Auf Dauer, zeigt er sich überzeugt, würden ohnehin nur jene Firmen über bleiben, die auch gute Arbeit ablieferten. Was die Firma aus dem Badischen zu beherzigen scheint: Bis 2017 ist man ausgebucht, erst danach können neue Aufträge angenommen werden.
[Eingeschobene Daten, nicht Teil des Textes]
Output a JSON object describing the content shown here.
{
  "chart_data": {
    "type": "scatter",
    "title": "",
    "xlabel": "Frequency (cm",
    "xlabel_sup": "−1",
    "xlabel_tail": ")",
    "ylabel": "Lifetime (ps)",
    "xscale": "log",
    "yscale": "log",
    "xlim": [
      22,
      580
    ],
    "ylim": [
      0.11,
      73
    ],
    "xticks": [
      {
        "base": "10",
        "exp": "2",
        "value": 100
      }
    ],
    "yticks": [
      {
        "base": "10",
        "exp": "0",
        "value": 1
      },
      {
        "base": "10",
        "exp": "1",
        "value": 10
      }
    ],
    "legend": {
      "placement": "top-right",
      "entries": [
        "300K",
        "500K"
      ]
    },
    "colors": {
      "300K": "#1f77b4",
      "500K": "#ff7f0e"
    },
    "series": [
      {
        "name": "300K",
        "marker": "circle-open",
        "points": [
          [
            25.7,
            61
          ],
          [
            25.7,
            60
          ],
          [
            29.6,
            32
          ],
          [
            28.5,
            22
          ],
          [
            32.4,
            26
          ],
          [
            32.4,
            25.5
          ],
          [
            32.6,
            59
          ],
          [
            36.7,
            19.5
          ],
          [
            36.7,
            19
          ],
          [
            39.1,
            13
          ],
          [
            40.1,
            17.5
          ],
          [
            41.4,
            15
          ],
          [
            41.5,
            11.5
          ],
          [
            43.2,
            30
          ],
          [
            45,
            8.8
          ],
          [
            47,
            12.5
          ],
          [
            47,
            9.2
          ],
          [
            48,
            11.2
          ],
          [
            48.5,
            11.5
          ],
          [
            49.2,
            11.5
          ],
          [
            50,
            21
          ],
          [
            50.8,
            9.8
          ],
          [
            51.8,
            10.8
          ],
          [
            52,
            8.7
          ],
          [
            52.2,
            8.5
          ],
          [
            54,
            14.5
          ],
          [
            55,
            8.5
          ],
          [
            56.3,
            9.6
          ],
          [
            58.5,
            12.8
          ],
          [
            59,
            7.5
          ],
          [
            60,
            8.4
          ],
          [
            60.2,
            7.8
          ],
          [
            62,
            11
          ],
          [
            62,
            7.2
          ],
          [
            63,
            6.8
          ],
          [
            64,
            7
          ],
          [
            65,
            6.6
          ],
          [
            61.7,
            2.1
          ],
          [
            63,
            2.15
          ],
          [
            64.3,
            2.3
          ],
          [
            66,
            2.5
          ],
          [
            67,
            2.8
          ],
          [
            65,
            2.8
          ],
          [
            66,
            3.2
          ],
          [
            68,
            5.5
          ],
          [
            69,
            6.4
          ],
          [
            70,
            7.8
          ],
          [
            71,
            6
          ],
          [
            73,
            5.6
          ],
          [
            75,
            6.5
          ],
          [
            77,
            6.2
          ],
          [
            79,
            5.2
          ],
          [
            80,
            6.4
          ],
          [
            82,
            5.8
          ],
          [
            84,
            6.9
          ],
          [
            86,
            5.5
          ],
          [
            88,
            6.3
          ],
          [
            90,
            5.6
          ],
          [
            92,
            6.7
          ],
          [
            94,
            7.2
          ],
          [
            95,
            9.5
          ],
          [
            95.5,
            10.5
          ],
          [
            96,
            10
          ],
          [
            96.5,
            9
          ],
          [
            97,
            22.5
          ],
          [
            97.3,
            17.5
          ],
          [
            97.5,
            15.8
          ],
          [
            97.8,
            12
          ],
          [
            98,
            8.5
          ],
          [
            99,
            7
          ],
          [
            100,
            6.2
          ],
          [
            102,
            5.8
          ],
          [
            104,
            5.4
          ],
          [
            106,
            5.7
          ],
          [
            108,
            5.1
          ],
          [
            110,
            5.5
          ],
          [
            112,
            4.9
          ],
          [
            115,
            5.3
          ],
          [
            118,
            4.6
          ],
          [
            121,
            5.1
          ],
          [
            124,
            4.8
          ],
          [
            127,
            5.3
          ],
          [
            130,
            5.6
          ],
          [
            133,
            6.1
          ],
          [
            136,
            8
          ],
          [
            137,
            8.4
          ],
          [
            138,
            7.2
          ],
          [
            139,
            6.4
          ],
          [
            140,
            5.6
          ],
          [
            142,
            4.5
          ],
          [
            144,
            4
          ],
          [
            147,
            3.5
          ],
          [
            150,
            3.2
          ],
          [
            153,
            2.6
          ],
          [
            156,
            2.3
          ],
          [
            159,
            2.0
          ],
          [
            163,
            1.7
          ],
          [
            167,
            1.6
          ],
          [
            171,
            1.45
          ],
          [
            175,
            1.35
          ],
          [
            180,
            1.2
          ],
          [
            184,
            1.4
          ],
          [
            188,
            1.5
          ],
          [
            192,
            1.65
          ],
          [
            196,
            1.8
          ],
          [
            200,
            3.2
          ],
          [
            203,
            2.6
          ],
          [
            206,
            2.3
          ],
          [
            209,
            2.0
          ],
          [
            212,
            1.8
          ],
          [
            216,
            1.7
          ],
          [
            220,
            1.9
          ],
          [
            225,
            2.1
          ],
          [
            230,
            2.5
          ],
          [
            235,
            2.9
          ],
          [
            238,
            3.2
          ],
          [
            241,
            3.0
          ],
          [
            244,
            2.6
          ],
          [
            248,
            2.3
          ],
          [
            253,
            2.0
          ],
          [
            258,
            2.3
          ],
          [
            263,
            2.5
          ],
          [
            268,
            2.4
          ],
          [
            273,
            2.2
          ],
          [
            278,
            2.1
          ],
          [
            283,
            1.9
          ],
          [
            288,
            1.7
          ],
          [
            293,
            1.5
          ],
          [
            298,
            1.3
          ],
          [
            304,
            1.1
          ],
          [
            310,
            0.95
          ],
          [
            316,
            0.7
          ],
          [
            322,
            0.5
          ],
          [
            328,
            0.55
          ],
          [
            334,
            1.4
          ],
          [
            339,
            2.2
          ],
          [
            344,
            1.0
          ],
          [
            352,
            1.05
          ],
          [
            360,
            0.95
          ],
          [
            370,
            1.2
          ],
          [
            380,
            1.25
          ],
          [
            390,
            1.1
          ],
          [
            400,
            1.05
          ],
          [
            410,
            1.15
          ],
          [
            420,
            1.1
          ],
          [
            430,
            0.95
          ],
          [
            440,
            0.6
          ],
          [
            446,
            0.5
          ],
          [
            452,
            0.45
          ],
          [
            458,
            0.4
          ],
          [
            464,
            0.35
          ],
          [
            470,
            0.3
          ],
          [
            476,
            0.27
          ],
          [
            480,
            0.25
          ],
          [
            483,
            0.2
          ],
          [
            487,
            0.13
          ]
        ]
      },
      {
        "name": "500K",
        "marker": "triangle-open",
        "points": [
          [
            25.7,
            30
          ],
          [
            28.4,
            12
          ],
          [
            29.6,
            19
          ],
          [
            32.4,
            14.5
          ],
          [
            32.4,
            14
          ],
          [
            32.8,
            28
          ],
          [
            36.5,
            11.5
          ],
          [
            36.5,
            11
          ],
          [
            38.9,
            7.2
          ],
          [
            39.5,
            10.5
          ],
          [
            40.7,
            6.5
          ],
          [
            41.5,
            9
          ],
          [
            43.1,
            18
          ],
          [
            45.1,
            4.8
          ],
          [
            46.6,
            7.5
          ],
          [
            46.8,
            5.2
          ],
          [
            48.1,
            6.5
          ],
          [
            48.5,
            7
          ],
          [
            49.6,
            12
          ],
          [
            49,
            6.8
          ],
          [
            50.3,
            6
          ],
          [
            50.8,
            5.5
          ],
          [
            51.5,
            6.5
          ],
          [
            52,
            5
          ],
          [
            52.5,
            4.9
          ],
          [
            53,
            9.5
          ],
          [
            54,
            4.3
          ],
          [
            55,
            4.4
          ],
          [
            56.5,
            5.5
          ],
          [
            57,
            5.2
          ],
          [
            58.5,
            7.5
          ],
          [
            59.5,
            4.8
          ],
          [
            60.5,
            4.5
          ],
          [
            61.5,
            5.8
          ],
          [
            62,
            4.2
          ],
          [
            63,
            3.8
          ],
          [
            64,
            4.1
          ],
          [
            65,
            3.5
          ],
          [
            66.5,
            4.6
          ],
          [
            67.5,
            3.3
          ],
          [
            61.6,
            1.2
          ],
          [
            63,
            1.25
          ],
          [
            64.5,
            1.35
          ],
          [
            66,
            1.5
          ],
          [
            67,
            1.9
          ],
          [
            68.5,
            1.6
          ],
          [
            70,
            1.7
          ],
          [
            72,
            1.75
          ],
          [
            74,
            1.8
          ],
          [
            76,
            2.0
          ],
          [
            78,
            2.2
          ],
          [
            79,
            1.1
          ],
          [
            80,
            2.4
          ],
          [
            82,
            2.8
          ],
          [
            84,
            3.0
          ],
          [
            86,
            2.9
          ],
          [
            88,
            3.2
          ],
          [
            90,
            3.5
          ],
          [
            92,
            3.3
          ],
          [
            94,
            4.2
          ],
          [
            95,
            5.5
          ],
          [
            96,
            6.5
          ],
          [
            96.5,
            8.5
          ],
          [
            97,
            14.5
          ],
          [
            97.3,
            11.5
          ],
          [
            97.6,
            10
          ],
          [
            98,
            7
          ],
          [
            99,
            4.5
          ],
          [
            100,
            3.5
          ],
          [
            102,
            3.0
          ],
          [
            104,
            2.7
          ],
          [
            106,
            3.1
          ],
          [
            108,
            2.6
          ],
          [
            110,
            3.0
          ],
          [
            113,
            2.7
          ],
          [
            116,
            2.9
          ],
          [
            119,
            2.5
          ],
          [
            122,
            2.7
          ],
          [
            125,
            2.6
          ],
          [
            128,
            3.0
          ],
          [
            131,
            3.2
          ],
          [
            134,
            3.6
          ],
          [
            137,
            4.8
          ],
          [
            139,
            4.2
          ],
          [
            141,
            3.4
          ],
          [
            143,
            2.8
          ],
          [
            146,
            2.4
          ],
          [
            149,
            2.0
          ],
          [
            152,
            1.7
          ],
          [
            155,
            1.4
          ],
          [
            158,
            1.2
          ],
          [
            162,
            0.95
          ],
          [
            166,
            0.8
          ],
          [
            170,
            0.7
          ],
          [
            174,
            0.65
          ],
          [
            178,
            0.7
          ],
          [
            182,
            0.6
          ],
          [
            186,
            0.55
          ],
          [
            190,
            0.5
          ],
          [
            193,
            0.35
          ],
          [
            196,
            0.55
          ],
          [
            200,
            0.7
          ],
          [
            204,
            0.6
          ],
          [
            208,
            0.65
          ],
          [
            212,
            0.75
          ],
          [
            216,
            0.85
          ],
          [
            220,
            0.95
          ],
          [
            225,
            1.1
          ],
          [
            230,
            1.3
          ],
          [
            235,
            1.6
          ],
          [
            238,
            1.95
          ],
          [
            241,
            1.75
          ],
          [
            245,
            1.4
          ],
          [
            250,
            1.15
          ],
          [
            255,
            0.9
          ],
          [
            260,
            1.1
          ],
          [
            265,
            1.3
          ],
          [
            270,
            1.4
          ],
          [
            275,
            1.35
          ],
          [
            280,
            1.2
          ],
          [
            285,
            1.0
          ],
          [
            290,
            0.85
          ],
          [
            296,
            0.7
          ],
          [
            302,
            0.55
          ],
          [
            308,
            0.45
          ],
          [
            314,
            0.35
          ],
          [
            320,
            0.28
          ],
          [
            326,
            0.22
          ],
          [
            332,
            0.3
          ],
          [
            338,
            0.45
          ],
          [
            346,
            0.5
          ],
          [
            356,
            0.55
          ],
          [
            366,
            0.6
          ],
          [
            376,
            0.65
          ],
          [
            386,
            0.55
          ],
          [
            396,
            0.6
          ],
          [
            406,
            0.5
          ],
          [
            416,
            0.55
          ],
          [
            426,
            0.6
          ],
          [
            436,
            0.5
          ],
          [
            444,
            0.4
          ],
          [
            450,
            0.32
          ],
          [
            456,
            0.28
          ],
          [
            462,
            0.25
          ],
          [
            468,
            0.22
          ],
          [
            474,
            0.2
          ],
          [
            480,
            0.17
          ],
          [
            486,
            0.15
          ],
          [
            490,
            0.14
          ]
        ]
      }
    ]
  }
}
"Wir sind froh, so eine renommierte Firma für unsere neue Orgel gefunden zu haben", freut sich Ralf Cieslik, Gemeindereferent der Kirchengemeinde St. Martin und selbst passionierter Kirchenmusiker. Echte Profis seien gefragt, "schließlich ist die Installation der Schwalbennestorgel in die Jahrhunderte alte Kirche ist eine echte Herausforderung".
Qualität, die ihren Preis hat: Der Förderkreis Johanniskirche um den Vorsitzenden Frank Lambertin hat über Monate gespart, Benefiz-Konzerte organisiert und nicht zuletzt die Fördermitglieder um Spenden für das 400 000-Euro-Projekt gebeten.
"Leider besteht aber immer noch eine Finanzierungslücke von 95 000 Euro", berichtet Cieslik. Daher wird der Förderverein auch nach der offiziellen Orgelabnahme am 4. Juli noch damit beschäftigt sein, mit Konzerten und verschiedenen Aktionen weitere Spendengelder zu sammeln.